Kemenkomdigi Perluas Akses Internet untuk Sekolah Rakyat di Daerah Terpencil

Kemenkomdigi Perluas Akses Internet untuk Sekolah Rakyat di Daerah Terpencil

Kementerian Komunikasi dan Digital (Kemenkomdigi) blusukan ke Sekolah Rakyat Menengah Atas (SRMA) 20 Sleman, Yogyakarta. Dalam menyukseskan pendidikan Sekolah Rakyat di Indonesia, Kemenkomdigi berkomitmen, memberi dukungan dalam memberikan bantuan jaringan internet. 

Plt. Direktur Ekosistem Media Kemenkomdigi, Farida Dewi Maharani menegaskan, lembaganya tegak lurus mengikuti arahan Presiden Prabowo Subianto. Karena, kehadiran internet ini diyakininya membantu siswa-siswi dan para guru untuk mengembangkan pendidikan. 

“Program Presiden Prabowo ini luar biasa, masa depan bangsa ini tergantung masa depan SDM (sumber daya manusia). Maka, akses internet ini akan diberikan, sesuai arahan presiden, supaya pembelajaran lebih baik,” kata Dewi seusai mengunjungi SRMA 20 Sleman, di Yogyakarta, Jumat (7/11/2025). 

Dari fasilitas teknologi yang dimiliki Sekolah Rakyat, Dewi menilai, tidak kalah bagus dengan sekolah swasta. Bahkan, kurikulum pelajaran tentang literasi digital pun sangat bagus. 

“Sekolah yang benar- gratis dengan fasilitasnya, fasilitasnya bagus, (tidak jauh beda) dengan sekolah swasta. Jadi tidak hanya melihat fisik, kurikulumnya juga bagus,” ucap Dewi. 

Kemudian, Dewi menyoroti, pentingnya mengembangkan ‘karakter building’ di Sekolah Rakyat. Mengingatkan, Indonesia sangat perpedoman penuh dengan nilai-nilai Pancasila. 

“Karakter Building penting, semau apapun pinternya anak, kalau nggak punya karakter akan sulit (berkomunikasi). Bahkan Sekolah Rakyat ini juga mirip sekolah-sekolah Islam, anak-anaknya selalu menjalanlan salat Duha,” ujar Dewi. 

Oleh sebab itu, Dewi menekankan, penting dukungan masyarakat untuk menyukseskan program Sekolah Rakyat.

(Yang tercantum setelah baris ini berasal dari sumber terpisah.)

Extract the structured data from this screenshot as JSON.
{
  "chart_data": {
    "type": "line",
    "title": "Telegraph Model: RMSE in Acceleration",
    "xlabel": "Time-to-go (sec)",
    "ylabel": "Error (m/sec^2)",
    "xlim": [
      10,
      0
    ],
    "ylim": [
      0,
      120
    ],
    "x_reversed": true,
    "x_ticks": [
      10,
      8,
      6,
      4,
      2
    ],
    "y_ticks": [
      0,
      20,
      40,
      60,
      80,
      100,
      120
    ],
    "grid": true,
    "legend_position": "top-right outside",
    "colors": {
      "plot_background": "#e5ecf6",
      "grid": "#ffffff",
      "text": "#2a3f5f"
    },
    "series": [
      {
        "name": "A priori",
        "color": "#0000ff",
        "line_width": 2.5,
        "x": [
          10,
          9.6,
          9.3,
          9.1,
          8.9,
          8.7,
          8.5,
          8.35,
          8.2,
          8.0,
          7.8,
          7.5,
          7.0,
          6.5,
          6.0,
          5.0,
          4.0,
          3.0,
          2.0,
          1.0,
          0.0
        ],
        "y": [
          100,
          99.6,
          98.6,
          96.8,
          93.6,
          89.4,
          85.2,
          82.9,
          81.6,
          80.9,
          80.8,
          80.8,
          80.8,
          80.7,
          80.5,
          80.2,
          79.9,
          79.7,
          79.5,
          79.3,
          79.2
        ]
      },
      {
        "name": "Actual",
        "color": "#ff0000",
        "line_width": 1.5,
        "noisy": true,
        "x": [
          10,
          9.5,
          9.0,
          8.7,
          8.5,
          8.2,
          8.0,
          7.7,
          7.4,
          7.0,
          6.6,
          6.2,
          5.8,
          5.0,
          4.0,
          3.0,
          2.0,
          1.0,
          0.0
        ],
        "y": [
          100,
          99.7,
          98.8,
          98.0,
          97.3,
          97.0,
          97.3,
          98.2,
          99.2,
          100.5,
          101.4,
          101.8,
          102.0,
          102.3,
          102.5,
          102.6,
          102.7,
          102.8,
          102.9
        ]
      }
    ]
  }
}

Karena, pemerintahan Presiden Prabowo membuka akses lebar untuk masyarakat golongan miskin ekstrem. 

“Membuka akses pendidikan berkualitas, untuk anak-anak tidak mampu. Program Presiden Prabowo, memberikan kesempatan buat anak-anak (tidak mampu) yang memiliki kemampuan dan kelebihan,” kata Dewi. 

Sementara, Kepala Sekolah SRMA 20 Sleman, Reti Sudarsih menceritakan, tantangan mendidik anak-anak dari kelompok desil 1 dan 2. Diakuinya, para guru di SRMA 20 Sleman sampai menginap di sekolah sampai dua minggu. 

“Para guru sempat fokus tinggal di sini selama dua minggu pertama, karena banyak anak-anak yang ingin pulang. Namun, setelah diberikan pendampingan dan pengertian, akhirnya mereka menjadi betah di sini,” kata Reti di tempat yang sama. 

Reti pun mengucap terima kasih, kepada pemerintah yang mendukung membantu memberikan bantuan fasilitas Sekolah Rakyat. Bantuan itu, seperti laptop, smart board, hingga jaringan internet. 

“Setiap anak nanti dapat laptop, ini sedang proses instal, pembelajaran IT ada smart board. Pembelajaran ini jadinya menyenangkan,” ucap Reti. 

Tidak lupa, Reti mengucap terima kasih secara khusus kepada Kemenkomdigi. Karena, Menkomdigi Meutya Hafid memberikan bantuan internet berkeceparan 100 Mbps untuk SRMA 20 Sleman. 

“Untuk internet kita diberikan dukungan langsung dari Bu Meutya. Dapat bantuan internet, 100 Mbps, sentralnya di asrama dan di kelas,” ujar Reti.